"Lesen Sie mal eben den Artikel in der New York Times und sagen Sie mir, was Sie davon halten", sprach der Chef und rauschte durchs Zimmer. Jetzt aber schnell: Seite im Web aufrufen, Artikel lesen - und ins Stocken geraten. Der ungefähre Zusammenhang ist klar, aber was bedeuten diese ein, zwei Wörter eigentlich genau? Lexikon rauskramen, nachschlagen - und feststellen, dass man dasselbe Wort schon neulich einmal herausgesucht hat…
Viele kennen diese Situation. Wer eine Fremdsprache ordentlich, aber nicht perfekt beherrscht, stößt beim Lesen regelmäßig auf unbekannte Begriffe. Dann muss das schwere Dictionary aus dem Regal ran. Oder wenn's schnell gehen muss, helfen auch Online- und Wörterbücher. Doch diese Vokabeln richtig lernen - das funktioniert mit dieser Methode nicht.
Abhilfe will das Programm "Kolibri" schaffen, eine in Münster entwickelte Software zur Verbesserung des Sprachniveaus. Der Ansatz: Während der Nutzer fremdsprachige Dokumente liest, bekommt er nicht nur Übersetzungshilfen, die Software bastelt im Hintergrund auch eine Vokabel-Lernlektion zusammen, die individuell zugeschnitten ist.
Dann wollen wir mal…
Die Installation von Kolibri nimmt rund zehn Minuten in Anspruch, ist dank einer guten Benutzerführung aber einfach erledigt. Mit seinem hohen, schmalen Programmfenster hält sich das Vögelchen angenehm außer Sichtweite, bis es gebraucht wird. Übersetzungen einzelner Worte erledigt Kolibri einfach nach einem rechten Mausklick (bei gehaltener STRG-Taste) auf den fraglichen Begriff. Ein kleines Fenster mit der Übersetzung erscheint, wer noch mehr über das Wort - zum Beispiel kontextabhängige Bedeutungsveränderungen - erfahren will, klickt einfach "mehr" an. Dieses Feature hat im Test praktisch überall funktioniert, in Browsern, Textverarbeitungen, sogar auf Bilddateien. Auch in den Acrobat Reader bindet sich das Programm ein. Nur Fettdruck und verschnörkelte Schriften machen Probleme bei der Erkennung.

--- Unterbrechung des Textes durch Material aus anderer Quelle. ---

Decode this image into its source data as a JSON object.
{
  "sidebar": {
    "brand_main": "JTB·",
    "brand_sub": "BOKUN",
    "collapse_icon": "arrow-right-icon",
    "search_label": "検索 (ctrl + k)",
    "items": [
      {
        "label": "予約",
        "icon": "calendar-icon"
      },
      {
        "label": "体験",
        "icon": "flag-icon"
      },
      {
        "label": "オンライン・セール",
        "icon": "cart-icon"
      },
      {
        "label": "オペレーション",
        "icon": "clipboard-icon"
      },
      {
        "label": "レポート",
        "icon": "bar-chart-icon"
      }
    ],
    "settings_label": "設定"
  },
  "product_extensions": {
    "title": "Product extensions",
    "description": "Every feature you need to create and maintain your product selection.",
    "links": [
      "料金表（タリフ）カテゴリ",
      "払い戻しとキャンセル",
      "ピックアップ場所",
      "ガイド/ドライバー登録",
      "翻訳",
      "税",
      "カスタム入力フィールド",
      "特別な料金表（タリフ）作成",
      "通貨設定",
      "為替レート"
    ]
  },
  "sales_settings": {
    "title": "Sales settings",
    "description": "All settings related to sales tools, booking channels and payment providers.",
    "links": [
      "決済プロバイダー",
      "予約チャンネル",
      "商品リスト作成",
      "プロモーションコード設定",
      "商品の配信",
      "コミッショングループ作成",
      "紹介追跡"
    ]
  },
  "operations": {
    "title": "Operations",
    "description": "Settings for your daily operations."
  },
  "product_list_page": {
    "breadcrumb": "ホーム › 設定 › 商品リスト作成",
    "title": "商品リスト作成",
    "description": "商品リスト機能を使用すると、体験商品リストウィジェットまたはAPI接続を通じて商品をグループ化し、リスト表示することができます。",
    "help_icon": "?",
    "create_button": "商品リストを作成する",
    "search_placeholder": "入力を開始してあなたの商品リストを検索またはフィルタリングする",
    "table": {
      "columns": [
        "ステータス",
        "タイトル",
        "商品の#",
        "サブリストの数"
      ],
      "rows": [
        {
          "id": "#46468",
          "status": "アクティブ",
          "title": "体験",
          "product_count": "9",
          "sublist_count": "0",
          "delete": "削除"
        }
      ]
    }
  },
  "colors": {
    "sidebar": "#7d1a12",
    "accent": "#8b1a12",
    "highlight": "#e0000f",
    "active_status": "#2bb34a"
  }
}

So weit, so traditionell. Übersetzungen per Mausklick gibt es schon lange. Doch Kolibri tut mehr: Es protokolliert alle übersetzten Wörter und bietet sie im Programmfenster gesammelt noch einmal zum Nachlesen an. Wurde ein Begriff bereits früher einmal herausgesucht, wird er rot als "vergessen!" markiert. Nach dem Motto: Das wusstest Du schon einmal! Im Menüpunkt "Wörterbuch/Vokabelliste" lassen sich außerdem die gesammelten Wörter zusammenstellen und ausdrucken, um sie zum Beispiel in der S-Bahn noch einmal durchzugehen.
Wortschatzsucher
Kolibris Wortsammelwut ist schon recht nützlich, wenn man gelegentlich einzelne Wörter nachschlägt. Seine ganze Stärke entwickelt der Übersetzungsflieger aber beim Surfen im Web mit dem Internet Explorer. Ist Kolibri aktiviert, untersucht es jede aufgerufene Website - und teilt dem Nutzer mit, welche Begriffe er vermutlich nicht kennen wird. So kommt man schon vor dem Lesen in Kontakt mit möglicherweise neuen Vokabeln. Das Ganze funktioniert so: Kolibri kennzeichnet einzelne Absätze und allein stehende Sätze mit einem kleinen Button. Das klappt sogar bei aufwändig gestalteten Websites, bringt allerdings das Seitenlayout ziemlich durcheinander. Diese Funktion lässt aber auf Knopfdruck an- und abschalten. Hat man einen Abschnitt gelesen und komplett verstanden, klickt man den Button an. Daraufhin übernimmt Kolibri alle Worte und fügt sie dem "Wortschatz" hinzu. Auf diese Weise erfährt das Programm immer mehr über den Kenntnisstand des Users und kann immer treffendere Vorhersagen machen, welche Worte er nicht kennt. Aus den Daten der Website-Analyse erstellt Kolibri außerdem intern eine Statistik, wie häufig nachgeschlagene Begriffe in den Texten vorgekommen sind. Die häufigsten Wörter landen in den Vokabellisten ganz nach oben.
Kolibri
Hersteller | |
Kategorie | Übersetzungs-/ Lernsoftware |
Plattform | Windows 2000/XP |
Preis | 19,95 Euro |
Fazit
Die Idee, den Wortschatz "nebenbei" und ganz individuell zu erweitern, ist charmant, und die praktische Umsetzung funktioniert. Zurzeit gibt es das Produkt nur in Englisch, weitere Sprachen sind in Planung, ebenso eine Unterstützung alternativer Internetbrowser wie Firefox. Wünschenswert wäre nur ein etwas umfangreicheres Standardwörterbuch. Das integrierte Dictionary von Harper-Collins (mit 27.000 Stichwörtern, 57.000 Übersetzungen und 37.000 Redewendungen) schwächelt gelegentlich, und zwar nicht bei Shakespeare, sondern schon bei der New York Times und CNN. Immerhin: Zusatzwörterbücher mit Fachvokabular beispielsweise für Mediziner sind geplant.